The Frontier Research in Economic and Social History (FRESH) Meeting took place at the
University of Barcelona from December 3-4, 2015. Two keynote lectures and
16 presentations focused on the workshop theme “Economic History of Education” and
constituted a dense and inspiring program.
|University of Barcelona|
The meeting started off with a very inspiring keynote by David Mitch (UMBC Maryland) giving an overview on how the field of “Economic History of Education” had developed during the last 50 years. The keynote’s guiding idea was to contrast the “Economic History of Education” with the developments in financial economic history. When Francesco Cinnirella (ifo Institute) concluded the meeting with the second keynote, focusing on the developments in the field during the past decade and outlining the open topics in the field, it was encouraging to see that most of the topics outlined had been addressed by one of the 16 contributions during the meeting.
How institutions might shape the supply and demand of education was addressed in several papers. In the presentation on “Does centralization foster human capital accumulation? Quasi-experimental evidence from Italy’s Liberal Age”, Gabriele Cappelli (University of Tuebingen) discussed a reform in early 20th century Italy that allowed municipalities to introduce school autonomy. Nuno Palma (University of Groningen) investigated how growing up under a more or a less autocratic regime in Portugal in the early 20th century affected literacy in his presentation on “A tale of two regimes: educational achievement and institutions in Portugal, 1910-1950”. A lively debate evolved after the presentation on whether Portugal in the early 20th century could still be understood as a developing country making the use of height as a measure of living standards viable. Giovanni Prarolo’s (University of Bologna) presentation on “Eight Centuries of Exposure to Pre-Industrial Politico-Economic Institutions and Current Socio-Economic Development. Disaggregated Analysis for Italy” evolved around the question whether pre-industrial institutions in Italy might explain tax evasion today which gave way for further presentations on the matter of persistence.

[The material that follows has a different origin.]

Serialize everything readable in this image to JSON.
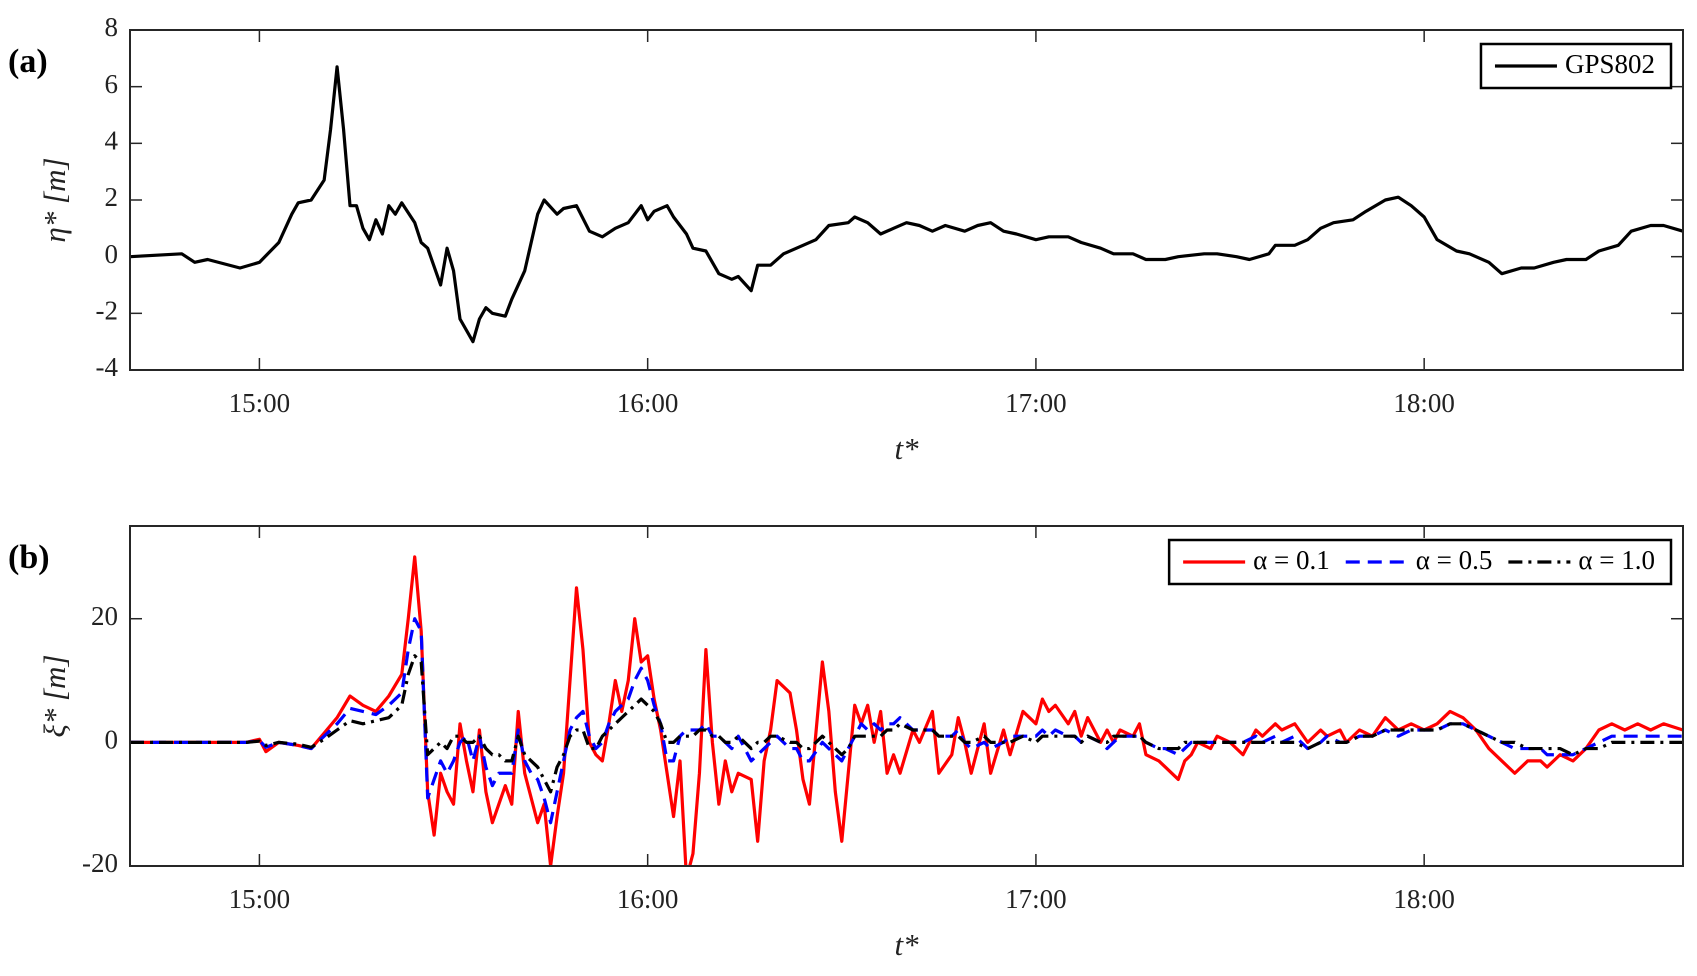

Felipe Valencia (University of Bonn) presented his paper on “The Mission: Human Capital Transmission, Economic Persistence and Culture in South America” which investigates whether the missions of the Jesuit order in South America had long run-effects on educational outcomes and income.
Piotr Kory (University of Warsaw) and Izabela Korys (National Library of Poland) equally concentrated on long-run effects, by looking at the consequences of the Polish partitions on book reading as a measure of social cohesion in today’s Poland in their presentation on “Literacy, education and development in Polish regions. Do we really observe the long-term effects of partitions?”.
The presentation by Paola Azar (Universitat Autonoma de Barcelona) on “Efficiency gains and fiscal effort Evidence for public education spending (1970 – 2010)” shifted the focus to the financing of education in Latin America. Dacil Juif’s (University of Wageningen) presentation on “The Human Capital of Iberian Jews and Other Minorities during the Inquisition Era” added the aspect of religion to the process of human capital acquisition by using data from the Inquisition’s trials to measure the human capital level of Jews as compared to other parts of the Spanish population.
|University of Barcelona|
Chiara Martinelli (Central Library, Council of the European Union) presented a new dataset on industrial schools in Italy and described the enlargement of industrial and artistic industrial schools in her presentation on “Did Industrial Workers Attend Industrial Schools? A Dataset on Industrial and Artistic Industrial Schools in Italy”.
My (Ruth Maria Schueler, Ifo Institute) presentation shifted the focus to the non-cognitive outcomes of education in the presentation “Nation Building and Social Capital in Prussia: The Role of Education” by investigating whether a higher share of state funds in educational expenditures succeeded in aligning Prussian voters with the state’s ideology.
Finally, a last set of papers evolved around the topics of health and fertility.
Anastasia Driva (University of Munich) investigated the effects of a health reform in Imperial Germany on mortality in the presentation “Compulsory Health Insurance and Mortality”. Maarit Olkkola (UPF and National Institute for Health and Welfare) looked at a special form of birth care in Finland in her presentation on “Poor Cognition – Early-life Socioeconomic Status and Cognitive Abilities in Adulthood. The Helsinki Birth Cohort Study 1934–1939”. Finally, Philipp Ager (University of Southern Denmark) investigated the interplay of agricultural income and fertility.
Not only the range of topics within the field of the “Economic History of Education” which was covered by the presentations was showing an encouraging development in the field, many presentations at the same time also introduced new datasets.
The conference dinner at the seashore of Barcelona nicely complemented the dense program and the local organizers Alfonso Herranz-Loncán and Sergio Espuelas Barroso ensured a smooth sequence of the workshop. Martin Uebele (University of Groningen) represented the FRESH board.